Know what is unknown. There are going to be a ton of opinions on the “unknown”, and in the current environment those opinions are leaning on heavily bullish scenarios. Don’t get in over your head. As I don’t know if I can take three years of pissing and moaning, again. The couch got worn out last time.
And, slowly circling back to the title of the post … I was lucky (stock rebounded faster than I thought possible), knowledgeable (I baby sit my cannabis investment like an eagle on a nest.

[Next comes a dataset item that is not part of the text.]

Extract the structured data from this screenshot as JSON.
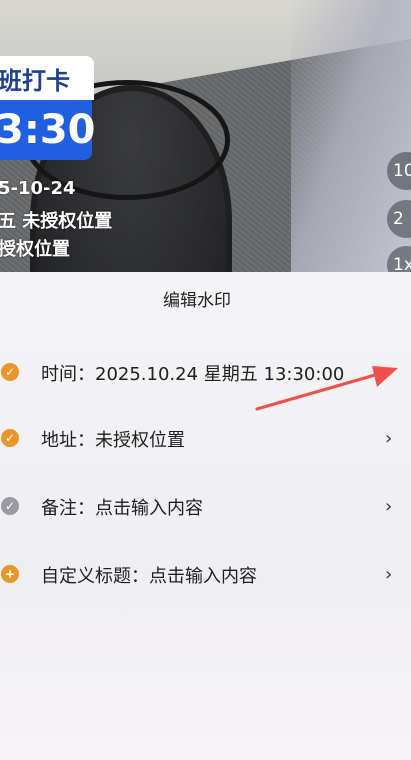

I know what is in the financials and MDA because of the level of analysis we do), I de-risked (when hype overran fundamentals in 2018 I took out my initial investment, and sold again now as the merger, combined debt, need for dilution, slowing of sales has me wickedly thankful for a $20 exit on a portion of my position), I reloaded as events de-risked (as Aphria was stringing “Progress Quarters” together and de-risking events like Diamond license happened), I was patient (but Progress Quarters allowed that to happen), and importantly early.
Best of luck to all.
The preceding is the opinion of the author and is in no way intended to be a recommendation to buy or sell any security or derivative. The author has a position in Aphria and will not start one or divest (EXCEPT FOR IN PLACE STOP LOSS) in the next five days. The author has no position in any of the other mentioned companies and will not start one or divest in the next five days.